5.  Ensure Your Expert Is Prepared to Support the Basis of Their Opinion

The new standard is essentially a de facto preponderance standard, which will become the universal norm under Rule 702. Because the decision of admissibility is at the judge’s discretion, the proponent of the expert testimony must show admissibility by a preponderance of the evidence, and the expert’s opinion must be reliable in light of the facts and applicable principles or methodology.

The onus is shared between the attorney and the expert in preparing to make this argument to the court. It is essential that the attorney understands the concepts underlying the expert’s opinion well enough to argue these points.

In Summary

Expert testimony will be subject to a higher admissibility standard and closer inspection under Rule 702—as amended—than some federal judges are used to imposing. An expert will need to be able to present their opinion and demonstrate that they have met the admissibility standards to the court, as well as be clear and compelling to the jury.

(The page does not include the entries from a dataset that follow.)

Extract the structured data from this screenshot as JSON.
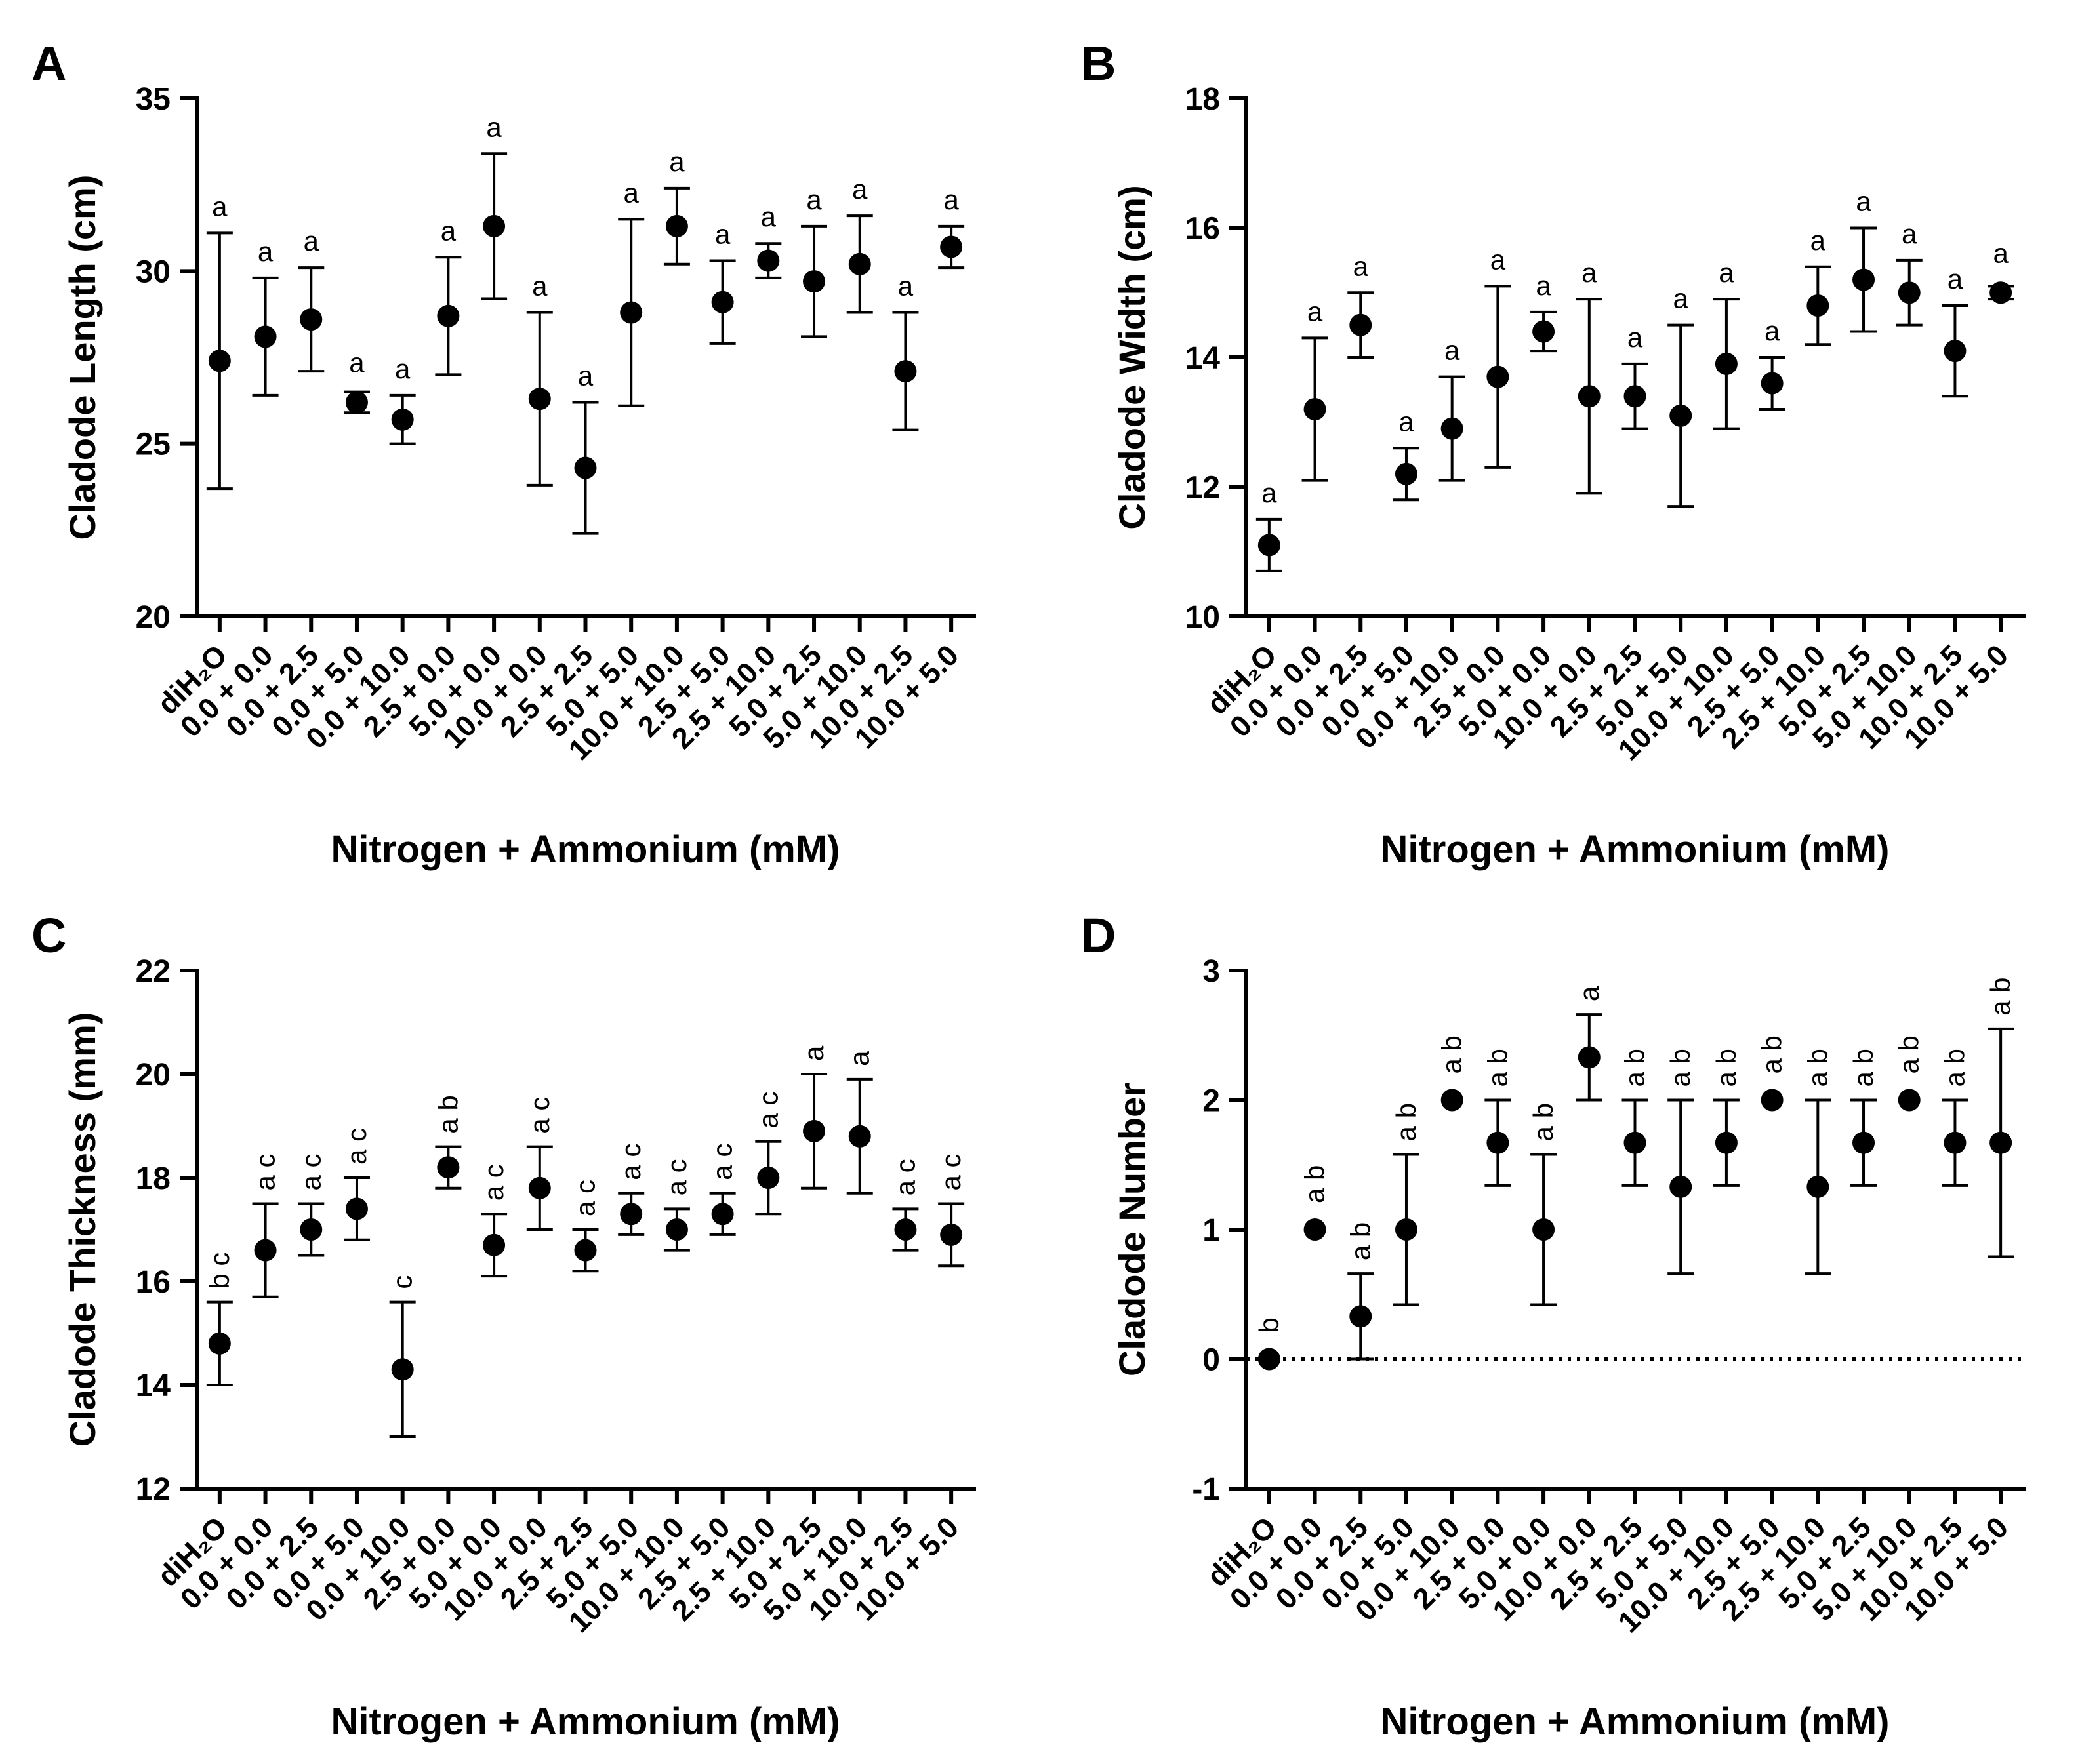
{
  "figure": {
    "categories": [
      "diH₂O",
      "0.0 + 0.0",
      "0.0 + 2.5",
      "0.0 + 5.0",
      "0.0 + 10.0",
      "2.5 + 0.0",
      "5.0 + 0.0",
      "10.0 + 0.0",
      "2.5 + 2.5",
      "5.0 + 5.0",
      "10.0 + 10.0",
      "2.5 + 5.0",
      "2.5 + 10.0",
      "5.0 + 2.5",
      "5.0 + 10.0",
      "10.0 + 2.5",
      "10.0 + 5.0"
    ]
  },
  "chart_data": [
    {
      "panel": "A",
      "type": "scatter",
      "xlabel": "Nitrogen + Ammonium (mM)",
      "ylabel": "Cladode Length (cm)",
      "ylim": [
        20,
        35
      ],
      "yticks": [
        20,
        25,
        30,
        35
      ],
      "categories": [
        "diH₂O",
        "0.0 + 0.0",
        "0.0 + 2.5",
        "0.0 + 5.0",
        "0.0 + 10.0",
        "2.5 + 0.0",
        "5.0 + 0.0",
        "10.0 + 0.0",
        "2.5 + 2.5",
        "5.0 + 5.0",
        "10.0 + 10.0",
        "2.5 + 5.0",
        "2.5 + 10.0",
        "5.0 + 2.5",
        "5.0 + 10.0",
        "10.0 + 2.5",
        "10.0 + 5.0"
      ],
      "values": [
        27.4,
        28.1,
        28.6,
        26.2,
        25.7,
        28.7,
        31.3,
        26.3,
        24.3,
        28.8,
        31.3,
        29.1,
        30.3,
        29.7,
        30.2,
        27.1,
        30.7
      ],
      "errors": [
        3.7,
        1.7,
        1.5,
        0.3,
        0.7,
        1.7,
        2.1,
        2.5,
        1.9,
        2.7,
        1.1,
        1.2,
        0.5,
        1.6,
        1.4,
        1.7,
        0.6
      ],
      "significance": [
        "a",
        "a",
        "a",
        "a",
        "a",
        "a",
        "a",
        "a",
        "a",
        "a",
        "a",
        "a",
        "a",
        "a",
        "a",
        "a",
        "a"
      ]
    },
    {
      "panel": "B",
      "type": "scatter",
      "xlabel": "Nitrogen + Ammonium (mM)",
      "ylabel": "Cladode Width (cm)",
      "ylim": [
        10,
        18
      ],
      "yticks": [
        10,
        12,
        14,
        16,
        18
      ],
      "categories": [
        "diH₂O",
        "0.0 + 0.0",
        "0.0 + 2.5",
        "0.0 + 5.0",
        "0.0 + 10.0",
        "2.5 + 0.0",
        "5.0 + 0.0",
        "10.0 + 0.0",
        "2.5 + 2.5",
        "5.0 + 5.0",
        "10.0 + 10.0",
        "2.5 + 5.0",
        "2.5 + 10.0",
        "5.0 + 2.5",
        "5.0 + 10.0",
        "10.0 + 2.5",
        "10.0 + 5.0"
      ],
      "values": [
        11.1,
        13.2,
        14.5,
        12.2,
        12.9,
        13.7,
        14.4,
        13.4,
        13.4,
        13.1,
        13.9,
        13.6,
        14.8,
        15.2,
        15.0,
        14.1,
        15.0
      ],
      "errors": [
        0.4,
        1.1,
        0.5,
        0.4,
        0.8,
        1.4,
        0.3,
        1.5,
        0.5,
        1.4,
        1.0,
        0.4,
        0.6,
        0.8,
        0.5,
        0.7,
        0.1
      ],
      "significance": [
        "a",
        "a",
        "a",
        "a",
        "a",
        "a",
        "a",
        "a",
        "a",
        "a",
        "a",
        "a",
        "a",
        "a",
        "a",
        "a",
        "a"
      ]
    },
    {
      "panel": "C",
      "type": "scatter",
      "xlabel": "Nitrogen + Ammonium (mM)",
      "ylabel": "Cladode Thickness (mm)",
      "ylim": [
        12,
        22
      ],
      "yticks": [
        12,
        14,
        16,
        18,
        20,
        22
      ],
      "categories": [
        "diH₂O",
        "0.0 + 0.0",
        "0.0 + 2.5",
        "0.0 + 5.0",
        "0.0 + 10.0",
        "2.5 + 0.0",
        "5.0 + 0.0",
        "10.0 + 0.0",
        "2.5 + 2.5",
        "5.0 + 5.0",
        "10.0 + 10.0",
        "2.5 + 5.0",
        "2.5 + 10.0",
        "5.0 + 2.5",
        "5.0 + 10.0",
        "10.0 + 2.5",
        "10.0 + 5.0"
      ],
      "values": [
        14.8,
        16.6,
        17.0,
        17.4,
        14.3,
        18.2,
        16.7,
        17.8,
        16.6,
        17.3,
        17.0,
        17.3,
        18.0,
        18.9,
        18.8,
        17.0,
        16.9
      ],
      "errors": [
        0.8,
        0.9,
        0.5,
        0.6,
        1.3,
        0.4,
        0.6,
        0.8,
        0.4,
        0.4,
        0.4,
        0.4,
        0.7,
        1.1,
        1.1,
        0.4,
        0.6
      ],
      "significance": [
        "b c",
        "a c",
        "a c",
        "a c",
        "c",
        "a b",
        "a c",
        "a c",
        "a c",
        "a c",
        "a c",
        "a c",
        "a c",
        "a",
        "a",
        "a c",
        "a c"
      ]
    },
    {
      "panel": "D",
      "type": "scatter",
      "xlabel": "Nitrogen + Ammonium (mM)",
      "ylabel": "Cladode Number",
      "ylim": [
        -1,
        3
      ],
      "yticks": [
        -1,
        0,
        1,
        2,
        3
      ],
      "reference_line": 0,
      "categories": [
        "diH₂O",
        "0.0 + 0.0",
        "0.0 + 2.5",
        "0.0 + 5.0",
        "0.0 + 10.0",
        "2.5 + 0.0",
        "5.0 + 0.0",
        "10.0 + 0.0",
        "2.5 + 2.5",
        "5.0 + 5.0",
        "10.0 + 10.0",
        "2.5 + 5.0",
        "2.5 + 10.0",
        "5.0 + 2.5",
        "5.0 + 10.0",
        "10.0 + 2.5",
        "10.0 + 5.0"
      ],
      "values": [
        0.0,
        1.0,
        0.33,
        1.0,
        2.0,
        1.67,
        1.0,
        2.33,
        1.67,
        1.33,
        1.67,
        2.0,
        1.33,
        1.67,
        2.0,
        1.67,
        1.67
      ],
      "errors": [
        0.0,
        0.0,
        0.33,
        0.58,
        0.0,
        0.33,
        0.58,
        0.33,
        0.33,
        0.67,
        0.33,
        0.0,
        0.67,
        0.33,
        0.0,
        0.33,
        0.88
      ],
      "significance": [
        "b",
        "a b",
        "a b",
        "a b",
        "a b",
        "a b",
        "a b",
        "a",
        "a b",
        "a b",
        "a b",
        "a b",
        "a b",
        "a b",
        "a b",
        "a b",
        "a b"
      ]
    }
  ]
}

This article was first published on January 12, 2023, and last updated on November 20, 2023. The original version was published in Law360.


References

[1] See Appendix A: Rules for Final Approval Committee on Rules of Practice and Procedure | June 7, 2022 | page 891. https://www.uscourts.gov/sites/default/files/2022- 06_standing_committee_agenda_book_final.pdf.

[2] See Report to the Standing Committee Advisory Committee on Evidence Rules | May 15, 2022 | page 6. https://www.uscourts.gov/sites/default/files/evidence_rules_report_-_may_2022_0.pdf.

[3] Daubert v. Merrell Dow Pharmaceuticals Inc., 509 U.S. 579 (1993).